After visualizing the gender breakdown of guests over time and the professional make up of male and female guests, the next step was to look closer at the patterns that the visualizations revealed. The 2006-2009 period shows the greatest gender disparity in number of female vs male guests. This dashboard shows the trend in entertainment guests vs guests from politically related professions, to show any particular pattern about this time period. It again lists both genders side by side to highlight the differences or similarities in patterns. What the line graph of occupations reveals is that in the 2006-2009 period most of the guests came from politically related fields. Women guests dropped considerably in number and do not show the same increase in politically related professions. This spike is most significant during the 2008 election year showing a sharp increase in male journalists. A similar increase at a modest scale is shown in the female guests, who made up an even smaller percentage of the guests that year. The tooltip in the line graphs show the total number of guests for each gender by field, highlighting the disparity in gender representation that year. Overall these visualizations show a pronounced disparity of gender in The Daily Show guests, which female guests making up less than a quarter of the total guests. They also show that the more political the show became, the fewer female guests were featured on the show.
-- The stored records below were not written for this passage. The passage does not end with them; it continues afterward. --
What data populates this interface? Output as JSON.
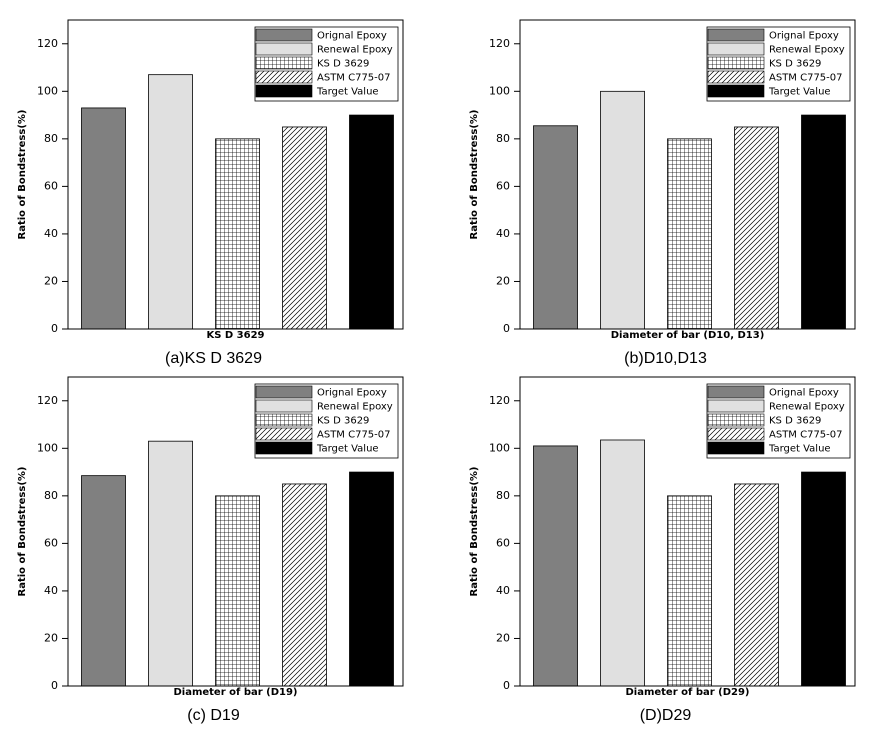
{
  "chart_data": [
    {
      "type": "bar",
      "caption": "(a)KS D 3629",
      "xlabel": "KS D 3629",
      "ylabel": "Ratio of Bondstress(%)",
      "categories": [
        null
      ],
      "series": [
        {
          "name": "Orignal Epoxy",
          "color": "#808080",
          "values": [
            93
          ]
        },
        {
          "name": "Renewal Epoxy",
          "color": "#e0e0e0",
          "values": [
            107
          ]
        },
        {
          "name": "KS D 3629",
          "color": "#ffffff",
          "hatch": "grid",
          "values": [
            80
          ]
        },
        {
          "name": "ASTM C775-07",
          "color": "#ffffff",
          "hatch": "diagonal",
          "values": [
            85
          ]
        },
        {
          "name": "Target Value",
          "color": "#000000",
          "values": [
            90
          ]
        }
      ],
      "ylim": [
        0,
        130
      ],
      "yticks": [
        0,
        20,
        40,
        60,
        80,
        100,
        120
      ],
      "grid": false,
      "legend": "upper right"
    },
    {
      "type": "bar",
      "caption": "(b)D10,D13",
      "xlabel": "Diameter of bar (D10, D13)",
      "ylabel": "Ratio of Bondstress(%)",
      "categories": [
        null
      ],
      "series": [
        {
          "name": "Orignal Epoxy",
          "color": "#808080",
          "values": [
            85.5
          ]
        },
        {
          "name": "Renewal Epoxy",
          "color": "#e0e0e0",
          "values": [
            100
          ]
        },
        {
          "name": "KS D 3629",
          "color": "#ffffff",
          "hatch": "grid",
          "values": [
            80
          ]
        },
        {
          "name": "ASTM C775-07",
          "color": "#ffffff",
          "hatch": "diagonal",
          "values": [
            85
          ]
        },
        {
          "name": "Target Value",
          "color": "#000000",
          "values": [
            90
          ]
        }
      ],
      "ylim": [
        0,
        130
      ],
      "yticks": [
        0,
        20,
        40,
        60,
        80,
        100,
        120
      ],
      "grid": false,
      "legend": "upper right"
    },
    {
      "type": "bar",
      "caption": "(c) D19",
      "xlabel": "Diameter of bar (D19)",
      "ylabel": "Ratio of Bondstress(%)",
      "categories": [
        null
      ],
      "series": [
        {
          "name": "Orignal Epoxy",
          "color": "#808080",
          "values": [
            88.5
          ]
        },
        {
          "name": "Renewal Epoxy",
          "color": "#e0e0e0",
          "values": [
            103
          ]
        },
        {
          "name": "KS D 3629",
          "color": "#ffffff",
          "hatch": "grid",
          "values": [
            80
          ]
        },
        {
          "name": "ASTM C775-07",
          "color": "#ffffff",
          "hatch": "diagonal",
          "values": [
            85
          ]
        },
        {
          "name": "Target Value",
          "color": "#000000",
          "values": [
            90
          ]
        }
      ],
      "ylim": [
        0,
        130
      ],
      "yticks": [
        0,
        20,
        40,
        60,
        80,
        100,
        120
      ],
      "grid": false,
      "legend": "upper right"
    },
    {
      "type": "bar",
      "caption": "(D)D29",
      "xlabel": "Diameter of bar (D29)",
      "ylabel": "Ratio of Bondstress(%)",
      "categories": [
        null
      ],
      "series": [
        {
          "name": "Orignal Epoxy",
          "color": "#808080",
          "values": [
            101
          ]
        },
        {
          "name": "Renewal Epoxy",
          "color": "#e0e0e0",
          "values": [
            103.5
          ]
        },
        {
          "name": "KS D 3629",
          "color": "#ffffff",
          "hatch": "grid",
          "values": [
            80
          ]
        },
        {
          "name": "ASTM C775-07",
          "color": "#ffffff",
          "hatch": "diagonal",
          "values": [
            85
          ]
        },
        {
          "name": "Target Value",
          "color": "#000000",
          "values": [
            90
          ]
        }
      ],
      "ylim": [
        0,
        130
      ],
      "yticks": [
        0,
        20,
        40,
        60,
        80,
        100,
        120
      ],
      "grid": false,
      "legend": "upper right"
    }
  ]
}
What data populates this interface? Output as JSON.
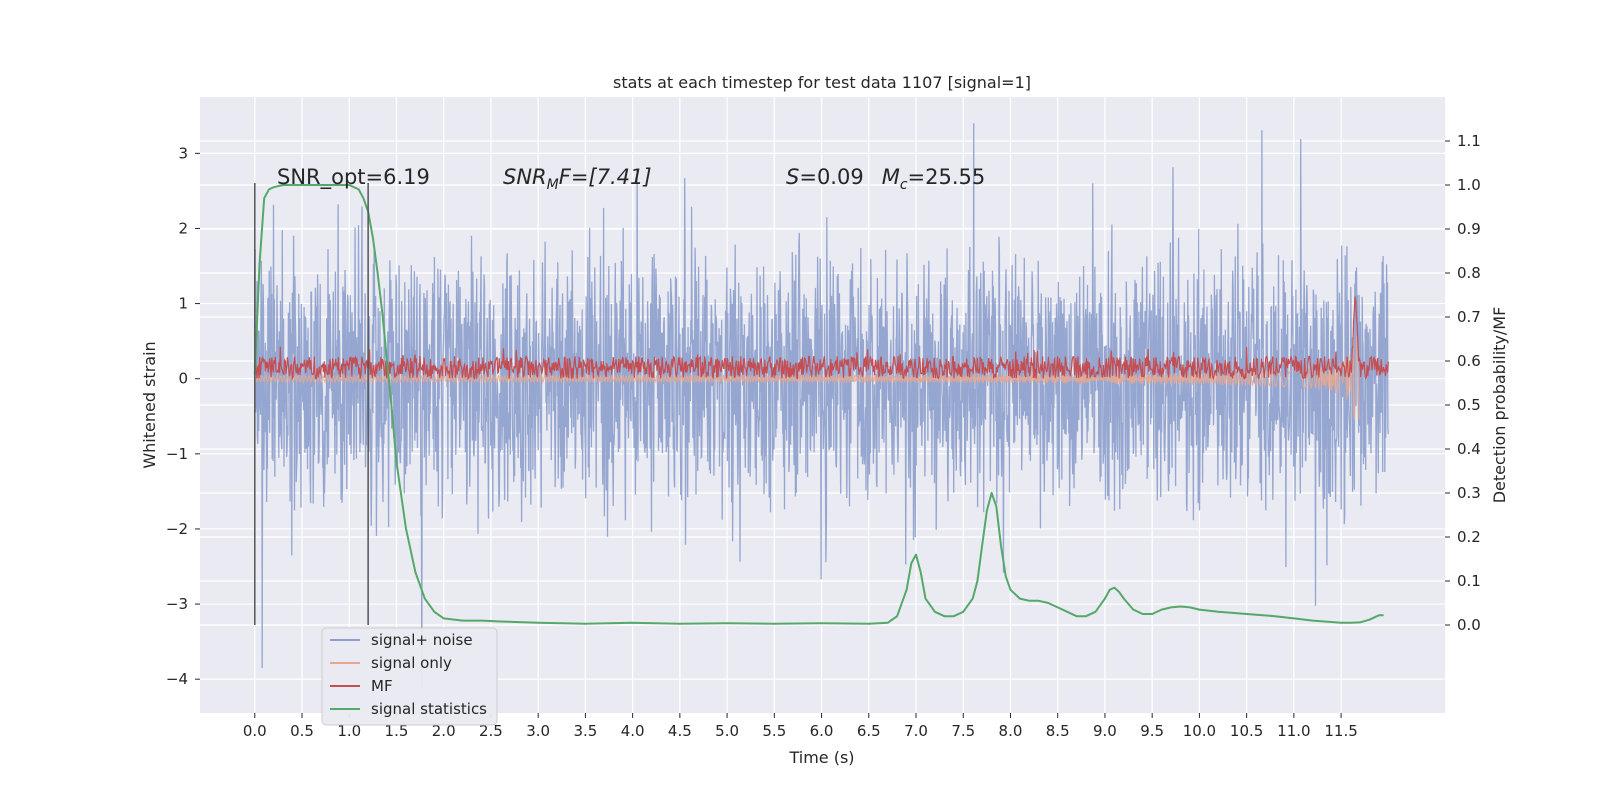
{
  "chart_data": {
    "type": "line",
    "title": "stats at each timestep for test data 1107 [signal=1]",
    "xlabel": "Time (s)",
    "ylabel_left": "Whitened strain",
    "ylabel_right": "Detection probability/MF",
    "xlim": [
      -0.58,
      12.6
    ],
    "ylim_left": [
      -4.45,
      3.75
    ],
    "ylim_right": [
      -0.2,
      1.2
    ],
    "x_ticks": [
      "0.0",
      "0.5",
      "1.0",
      "1.5",
      "2.0",
      "2.5",
      "3.0",
      "3.5",
      "4.0",
      "4.5",
      "5.0",
      "5.5",
      "6.0",
      "6.5",
      "7.0",
      "7.5",
      "8.0",
      "8.5",
      "9.0",
      "9.5",
      "10.0",
      "10.5",
      "11.0",
      "11.5"
    ],
    "y_left_ticks": [
      "3",
      "2",
      "1",
      "0",
      "−1",
      "−2",
      "−3",
      "−4"
    ],
    "y_right_ticks": [
      "1.1",
      "1.0",
      "0.9",
      "0.8",
      "0.7",
      "0.6",
      "0.5",
      "0.4",
      "0.3",
      "0.2",
      "0.1",
      "0.0"
    ],
    "grid": true,
    "legend_position": "lower-left",
    "annotations": {
      "snr_opt": "SNR_opt=6.19",
      "snr_mf_main": "SNR",
      "snr_mf_sub": "M",
      "snr_mf_rest": "F=[7.41]",
      "s_label": "S",
      "s_value": "=0.09",
      "mc_label": "M",
      "mc_sub": "c",
      "mc_value": "=25.55"
    },
    "vertical_markers": [
      0.0,
      1.2
    ],
    "series": [
      {
        "name": "signal+ noise",
        "color": "#8c9fcc",
        "axis": "left",
        "description_values": {
          "x_range": [
            0.0,
            12.0
          ],
          "typical_band": [
            -1.5,
            1.5
          ],
          "max": 3.4,
          "min": -4.1
        }
      },
      {
        "name": "signal only",
        "color": "#e8a890",
        "axis": "left",
        "description_values": {
          "x_range": [
            0.0,
            11.7
          ],
          "chirp_peak_time": 11.65
        }
      },
      {
        "name": "MF",
        "color": "#c44e52",
        "axis": "left",
        "description_values": {
          "x_range": [
            0.0,
            12.0
          ],
          "band": [
            0.0,
            0.3
          ],
          "peak_time": 11.65,
          "peak": 1.15
        }
      },
      {
        "name": "signal statistics",
        "color": "#55a868",
        "axis": "right",
        "x": [
          0.0,
          0.05,
          0.1,
          0.15,
          0.2,
          0.3,
          0.5,
          0.7,
          0.9,
          1.0,
          1.05,
          1.1,
          1.15,
          1.2,
          1.25,
          1.3,
          1.35,
          1.4,
          1.45,
          1.5,
          1.6,
          1.7,
          1.8,
          1.9,
          2.0,
          2.2,
          2.4,
          2.6,
          3.0,
          3.5,
          4.0,
          4.5,
          5.0,
          5.5,
          6.0,
          6.5,
          6.7,
          6.8,
          6.9,
          6.95,
          7.0,
          7.05,
          7.1,
          7.2,
          7.3,
          7.4,
          7.5,
          7.6,
          7.65,
          7.7,
          7.75,
          7.8,
          7.85,
          7.9,
          7.95,
          8.0,
          8.1,
          8.2,
          8.3,
          8.4,
          8.5,
          8.6,
          8.7,
          8.8,
          8.9,
          9.0,
          9.05,
          9.1,
          9.15,
          9.2,
          9.3,
          9.4,
          9.5,
          9.6,
          9.7,
          9.8,
          9.9,
          10.0,
          10.2,
          10.5,
          10.8,
          11.0,
          11.2,
          11.5,
          11.6,
          11.7,
          11.8,
          11.9,
          11.95
        ],
        "values": [
          0.57,
          0.82,
          0.97,
          0.99,
          0.995,
          1.0,
          1.0,
          1.0,
          1.0,
          1.0,
          0.995,
          0.99,
          0.97,
          0.94,
          0.88,
          0.8,
          0.71,
          0.6,
          0.49,
          0.37,
          0.22,
          0.12,
          0.06,
          0.03,
          0.015,
          0.01,
          0.01,
          0.008,
          0.005,
          0.003,
          0.005,
          0.003,
          0.004,
          0.003,
          0.004,
          0.003,
          0.005,
          0.02,
          0.08,
          0.14,
          0.16,
          0.12,
          0.06,
          0.03,
          0.02,
          0.02,
          0.03,
          0.06,
          0.1,
          0.18,
          0.26,
          0.3,
          0.27,
          0.18,
          0.11,
          0.08,
          0.06,
          0.055,
          0.055,
          0.05,
          0.04,
          0.03,
          0.02,
          0.02,
          0.03,
          0.06,
          0.08,
          0.085,
          0.075,
          0.06,
          0.035,
          0.025,
          0.025,
          0.035,
          0.04,
          0.042,
          0.04,
          0.035,
          0.03,
          0.025,
          0.02,
          0.015,
          0.01,
          0.005,
          0.005,
          0.006,
          0.012,
          0.022,
          0.022
        ]
      }
    ]
  }
}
In terms of the professional breakdown of each gender, the visualizations also show that the show’s political bent was driven by male guests.
The first stage of visualizations for this project that was presented in the original pinup included fewer visualizations, each shown separately. The visualizations reflected the earlier stage in the investigation, before a clearer story emerged. The decision to present the visualizations as a story was based on the feedback received after the first pinup, which showed that viewers responded to the premise of the investigation but were looking for a more cohesive story. This also affected the number of visualizations and allowed for a minimal amount of text needed for each page of the story.
Building the data to include age, ethnicity, and political orientation can add new steps in the visualizations. But it is also important to bring this data in conversation with Trevor Noah’s run at The Daily Show and with Stewart’s new show, The Problem with Jon Stewart. Gender issues are much more central to our public conversation since the end of Stewart’s run at The Daily Show. These visualizations might reveal a much more balanced gender representation and specific patterns in response to more recent political moments. The time that bringing together this data demands in order to produce these next steps is outside the scope of a single course, but the data can be made public to allow others to expand on these questions.